Risques professionnels et grossesse dans les métiers de la coiffure et de l’esthétique : enquête auprès des médecins du travail sur leur pratique

A. Champarnaud, B. Courbière, J. Perrin, F. Bretelle, I. Sari-Minodier Archives des Maladies Professionnelles et de l’Environnement, 2017, vol.78, N°6, pp.485-497. Bibliographie

Le taux de féminisation des professionnels de la coiffure et de l’esthétique est très élevé ( 95,3%) et il s’agit pour la plupart de femmes en âge de procréer.
Une étude menée auprès de 92 médecins du travail dont 46 ont déclaré être en charge du suivi de professionnels de la coiffure ou de l’esthétique a révélé que seulement 8 d’entre eux avaient été confrontés à des questions en lien avec la grossesse dans ce secteur.

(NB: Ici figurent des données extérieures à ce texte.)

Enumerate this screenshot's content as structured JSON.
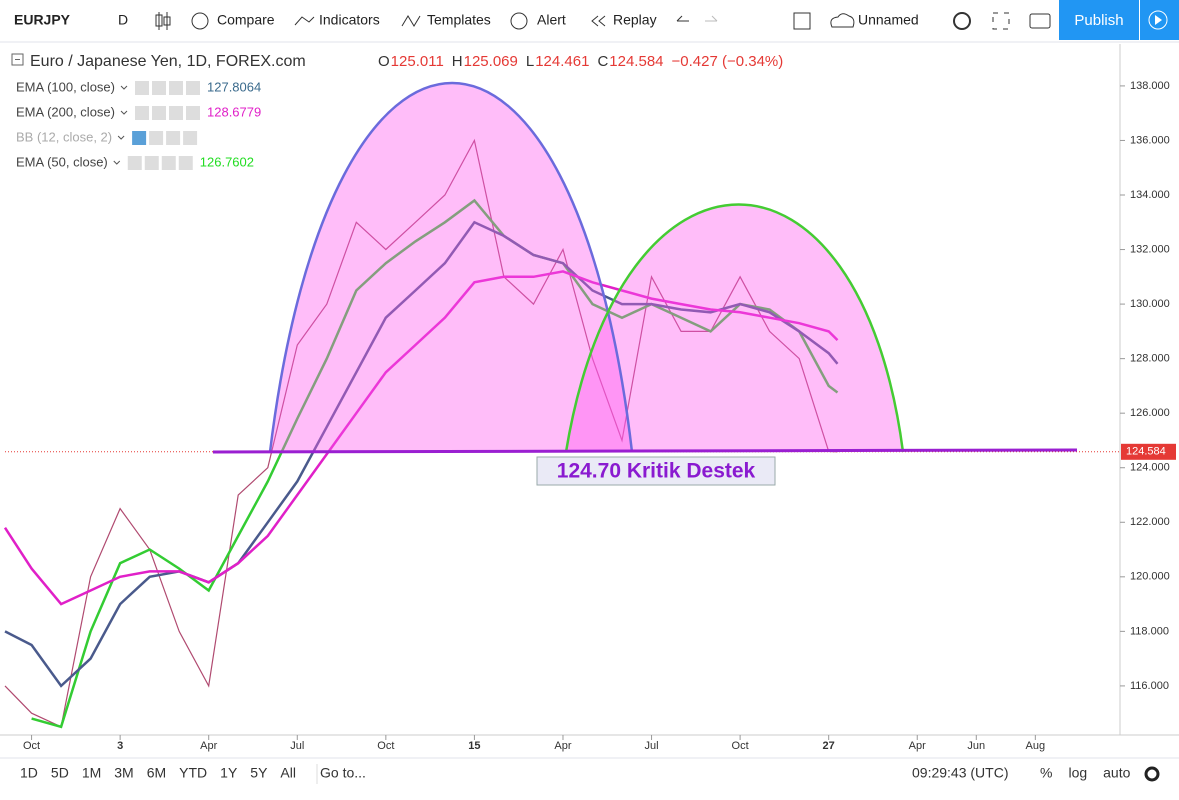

S’agit-il véritablement d’une absence de difficultés ou plutôt d’une insuffisance du nombre de grossesses portées à la connaissance des médecins ?

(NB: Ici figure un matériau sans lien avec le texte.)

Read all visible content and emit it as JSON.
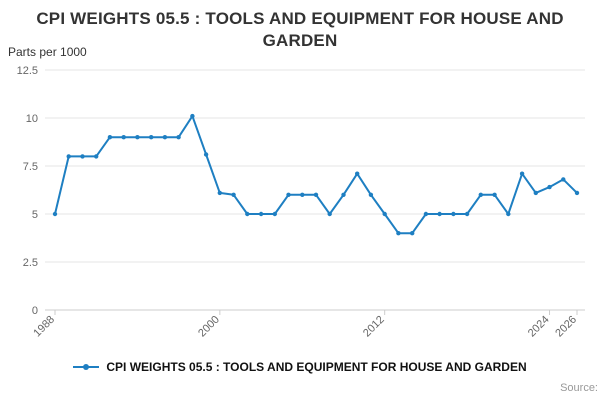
{
  "source_label": "Source:",
  "colors": {
    "series": "#1e7fc2",
    "grid": "#e6e6e6",
    "axis": "#cccccc",
    "tick_text": "#666666",
    "title_text": "#333333",
    "legend_text": "#111111",
    "source_text": "#999999"
  },
  "chart_data": {
    "type": "line",
    "title": "CPI WEIGHTS 05.5 : TOOLS AND EQUIPMENT FOR HOUSE AND GARDEN",
    "ylabel": "Parts per 1000",
    "xlabel": "",
    "ylim": [
      0,
      12.5
    ],
    "y_ticks": [
      0,
      2.5,
      5,
      7.5,
      10,
      12.5
    ],
    "x_ticks": [
      1988,
      2000,
      2012,
      2024,
      2026
    ],
    "grid": "horizontal",
    "legend_position": "bottom",
    "series": [
      {
        "name": "CPI WEIGHTS 05.5 : TOOLS AND EQUIPMENT FOR HOUSE AND GARDEN",
        "x": [
          1988,
          1989,
          1990,
          1991,
          1992,
          1993,
          1994,
          1995,
          1996,
          1997,
          1998,
          1999,
          2000,
          2001,
          2002,
          2003,
          2004,
          2005,
          2006,
          2007,
          2008,
          2009,
          2010,
          2011,
          2012,
          2013,
          2014,
          2015,
          2016,
          2017,
          2018,
          2019,
          2020,
          2021,
          2022,
          2023,
          2024,
          2025,
          2026
        ],
        "values": [
          5,
          8,
          8,
          8,
          9,
          9,
          9,
          9,
          9,
          9,
          10.1,
          8.1,
          6.1,
          6,
          5,
          5,
          5,
          6,
          6,
          6,
          5,
          6,
          7.1,
          6,
          5,
          4,
          4,
          5,
          5,
          5,
          5,
          6,
          6,
          5,
          7.1,
          6.1,
          6.4,
          6.8,
          6.1
        ]
      }
    ]
  }
}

Les médecins ont néanmoins signalé avoir des difficultés dans l’identification des composants des produits cosmétiques dans la mesure où ces produits ne sont pas soumis au règlement européen et les fabricants ne sont pas contraints à proposer des fiches de données de sécurité (FDS) ; mais ils doivent par contre indiquer la composition qualitative de ces produits sur les conditionnements.

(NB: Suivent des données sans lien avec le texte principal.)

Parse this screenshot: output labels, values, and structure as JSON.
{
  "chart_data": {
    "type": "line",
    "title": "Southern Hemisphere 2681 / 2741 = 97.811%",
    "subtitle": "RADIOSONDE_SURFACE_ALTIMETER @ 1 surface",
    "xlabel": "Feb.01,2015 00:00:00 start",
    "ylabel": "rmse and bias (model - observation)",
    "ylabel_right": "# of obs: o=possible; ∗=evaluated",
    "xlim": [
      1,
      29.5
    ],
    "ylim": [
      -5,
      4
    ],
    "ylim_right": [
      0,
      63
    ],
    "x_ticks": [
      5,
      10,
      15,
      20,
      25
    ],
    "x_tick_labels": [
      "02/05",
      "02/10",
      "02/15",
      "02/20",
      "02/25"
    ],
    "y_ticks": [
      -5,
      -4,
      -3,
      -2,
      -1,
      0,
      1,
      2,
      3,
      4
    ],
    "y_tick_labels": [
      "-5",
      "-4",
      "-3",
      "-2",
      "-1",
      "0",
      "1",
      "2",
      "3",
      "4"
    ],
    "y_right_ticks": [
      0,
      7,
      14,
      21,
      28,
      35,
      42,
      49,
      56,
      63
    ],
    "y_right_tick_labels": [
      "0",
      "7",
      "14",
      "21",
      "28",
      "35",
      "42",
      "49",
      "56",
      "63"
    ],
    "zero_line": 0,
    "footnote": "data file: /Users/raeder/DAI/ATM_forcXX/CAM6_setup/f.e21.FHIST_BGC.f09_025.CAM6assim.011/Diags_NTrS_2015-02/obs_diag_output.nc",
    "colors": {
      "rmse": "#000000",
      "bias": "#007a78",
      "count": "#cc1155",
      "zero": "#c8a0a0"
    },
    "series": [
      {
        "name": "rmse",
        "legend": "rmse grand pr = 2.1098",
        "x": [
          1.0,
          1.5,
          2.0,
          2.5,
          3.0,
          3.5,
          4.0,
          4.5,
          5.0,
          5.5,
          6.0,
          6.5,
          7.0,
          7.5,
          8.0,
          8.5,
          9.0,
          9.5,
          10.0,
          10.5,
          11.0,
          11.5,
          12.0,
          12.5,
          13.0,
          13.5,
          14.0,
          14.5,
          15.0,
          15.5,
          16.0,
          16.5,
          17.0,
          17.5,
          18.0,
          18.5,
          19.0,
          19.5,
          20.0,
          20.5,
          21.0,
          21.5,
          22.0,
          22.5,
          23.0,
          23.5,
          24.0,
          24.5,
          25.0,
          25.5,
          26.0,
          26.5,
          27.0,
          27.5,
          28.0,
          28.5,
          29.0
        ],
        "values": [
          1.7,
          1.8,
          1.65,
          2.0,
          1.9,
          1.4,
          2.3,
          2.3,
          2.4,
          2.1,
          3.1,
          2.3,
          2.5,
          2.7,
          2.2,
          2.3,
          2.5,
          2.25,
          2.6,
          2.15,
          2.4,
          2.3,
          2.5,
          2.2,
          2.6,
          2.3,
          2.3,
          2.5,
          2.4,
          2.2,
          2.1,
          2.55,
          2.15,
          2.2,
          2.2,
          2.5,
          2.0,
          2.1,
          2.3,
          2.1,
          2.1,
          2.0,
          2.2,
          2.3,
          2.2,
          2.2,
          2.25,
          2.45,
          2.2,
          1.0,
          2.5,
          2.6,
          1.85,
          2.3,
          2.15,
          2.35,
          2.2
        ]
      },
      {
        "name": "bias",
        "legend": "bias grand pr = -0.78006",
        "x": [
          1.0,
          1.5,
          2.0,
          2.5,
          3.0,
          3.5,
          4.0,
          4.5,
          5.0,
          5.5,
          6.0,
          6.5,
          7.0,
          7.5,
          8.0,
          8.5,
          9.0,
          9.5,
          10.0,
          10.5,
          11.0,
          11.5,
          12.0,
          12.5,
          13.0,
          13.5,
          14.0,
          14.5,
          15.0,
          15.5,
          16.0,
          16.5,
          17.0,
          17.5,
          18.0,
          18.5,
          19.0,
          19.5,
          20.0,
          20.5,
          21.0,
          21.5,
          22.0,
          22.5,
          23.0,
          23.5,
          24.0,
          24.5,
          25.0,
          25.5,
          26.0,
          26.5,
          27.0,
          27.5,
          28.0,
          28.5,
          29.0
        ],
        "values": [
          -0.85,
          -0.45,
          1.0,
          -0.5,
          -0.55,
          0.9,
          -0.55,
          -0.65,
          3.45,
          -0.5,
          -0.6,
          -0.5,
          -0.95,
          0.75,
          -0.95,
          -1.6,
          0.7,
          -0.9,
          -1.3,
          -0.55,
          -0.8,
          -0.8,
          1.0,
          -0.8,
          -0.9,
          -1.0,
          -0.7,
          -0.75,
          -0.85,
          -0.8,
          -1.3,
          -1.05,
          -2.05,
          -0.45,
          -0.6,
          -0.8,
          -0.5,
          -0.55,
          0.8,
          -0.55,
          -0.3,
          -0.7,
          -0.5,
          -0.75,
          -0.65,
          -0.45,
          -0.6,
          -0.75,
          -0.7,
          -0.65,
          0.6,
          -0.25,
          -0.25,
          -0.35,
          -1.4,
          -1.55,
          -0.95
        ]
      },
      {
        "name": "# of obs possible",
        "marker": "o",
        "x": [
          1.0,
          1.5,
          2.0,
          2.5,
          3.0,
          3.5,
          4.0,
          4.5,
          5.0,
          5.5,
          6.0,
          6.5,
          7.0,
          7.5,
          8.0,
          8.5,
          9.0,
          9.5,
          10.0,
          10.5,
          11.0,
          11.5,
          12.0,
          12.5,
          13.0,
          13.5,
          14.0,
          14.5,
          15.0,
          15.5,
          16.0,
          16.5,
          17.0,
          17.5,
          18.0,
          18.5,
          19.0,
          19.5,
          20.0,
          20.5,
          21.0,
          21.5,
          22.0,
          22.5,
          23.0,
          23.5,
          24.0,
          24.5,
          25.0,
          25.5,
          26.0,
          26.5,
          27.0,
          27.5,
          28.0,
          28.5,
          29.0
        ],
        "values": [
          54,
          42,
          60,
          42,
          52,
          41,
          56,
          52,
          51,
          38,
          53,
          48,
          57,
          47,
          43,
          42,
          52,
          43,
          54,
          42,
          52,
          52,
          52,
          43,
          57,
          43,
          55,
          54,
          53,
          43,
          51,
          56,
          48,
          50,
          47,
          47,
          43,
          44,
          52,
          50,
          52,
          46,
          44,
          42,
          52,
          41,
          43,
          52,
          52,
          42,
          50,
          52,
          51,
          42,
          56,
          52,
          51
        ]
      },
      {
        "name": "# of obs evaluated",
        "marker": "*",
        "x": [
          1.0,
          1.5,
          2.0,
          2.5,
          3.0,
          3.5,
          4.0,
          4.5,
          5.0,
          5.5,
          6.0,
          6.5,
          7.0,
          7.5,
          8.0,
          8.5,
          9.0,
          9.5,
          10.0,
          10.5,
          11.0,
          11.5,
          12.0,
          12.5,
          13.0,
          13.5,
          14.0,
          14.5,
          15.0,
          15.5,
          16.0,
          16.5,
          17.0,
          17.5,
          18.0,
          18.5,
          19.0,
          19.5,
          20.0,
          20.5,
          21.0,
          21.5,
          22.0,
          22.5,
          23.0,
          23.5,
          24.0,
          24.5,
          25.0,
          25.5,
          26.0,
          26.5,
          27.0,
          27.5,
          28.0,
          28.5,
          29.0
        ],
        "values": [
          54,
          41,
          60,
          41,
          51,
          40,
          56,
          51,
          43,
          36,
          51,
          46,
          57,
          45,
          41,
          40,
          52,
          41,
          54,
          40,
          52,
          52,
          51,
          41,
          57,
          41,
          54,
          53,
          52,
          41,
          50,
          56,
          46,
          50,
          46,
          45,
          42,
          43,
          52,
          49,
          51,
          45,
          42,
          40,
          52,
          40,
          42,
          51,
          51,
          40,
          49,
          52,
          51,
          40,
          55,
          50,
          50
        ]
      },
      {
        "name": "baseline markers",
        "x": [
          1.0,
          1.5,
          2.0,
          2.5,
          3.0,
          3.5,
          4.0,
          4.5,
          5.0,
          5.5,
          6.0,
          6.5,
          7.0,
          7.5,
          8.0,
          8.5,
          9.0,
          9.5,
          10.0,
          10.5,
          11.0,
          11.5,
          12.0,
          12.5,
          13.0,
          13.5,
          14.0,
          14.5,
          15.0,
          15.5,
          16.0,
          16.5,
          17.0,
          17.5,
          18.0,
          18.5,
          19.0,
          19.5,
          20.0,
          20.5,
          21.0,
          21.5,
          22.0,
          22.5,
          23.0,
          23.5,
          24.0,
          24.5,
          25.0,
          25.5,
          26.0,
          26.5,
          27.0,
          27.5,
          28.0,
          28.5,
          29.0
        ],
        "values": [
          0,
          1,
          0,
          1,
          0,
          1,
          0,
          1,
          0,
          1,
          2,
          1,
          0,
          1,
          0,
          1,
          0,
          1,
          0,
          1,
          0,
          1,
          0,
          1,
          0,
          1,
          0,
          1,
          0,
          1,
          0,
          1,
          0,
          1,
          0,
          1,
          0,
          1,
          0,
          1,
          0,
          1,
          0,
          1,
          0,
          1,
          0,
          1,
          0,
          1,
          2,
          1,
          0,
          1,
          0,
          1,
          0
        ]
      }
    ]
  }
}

Dans ce secteur, le personnel est exposé à des nuisances chimiques et les principaux agents en cause sont les persulfates de sodium, potassium et ammonium, l’eau oxygénée, l’ammoniac ou les tensio-actifs, mais la liste est loin d’être exhaustive.
A cela s’ajoutent des contraintes posturales et articulaires importantes.

Il apparaît que la prévention vis-à-vis des femmes enceintes pourrait être améliorée, notamment en termes d’informations, de formation, d’équipements de protection mais aussi en termes de dispositions relatives à la protection des femmes enceintes, à savoir aménagements de postes, changements temporaires d’affectations, etc.
De surcroît, les connaissances vis-à-vis des risques étant insuffisantes, il est nécessaire que des études complémentaires soient menées.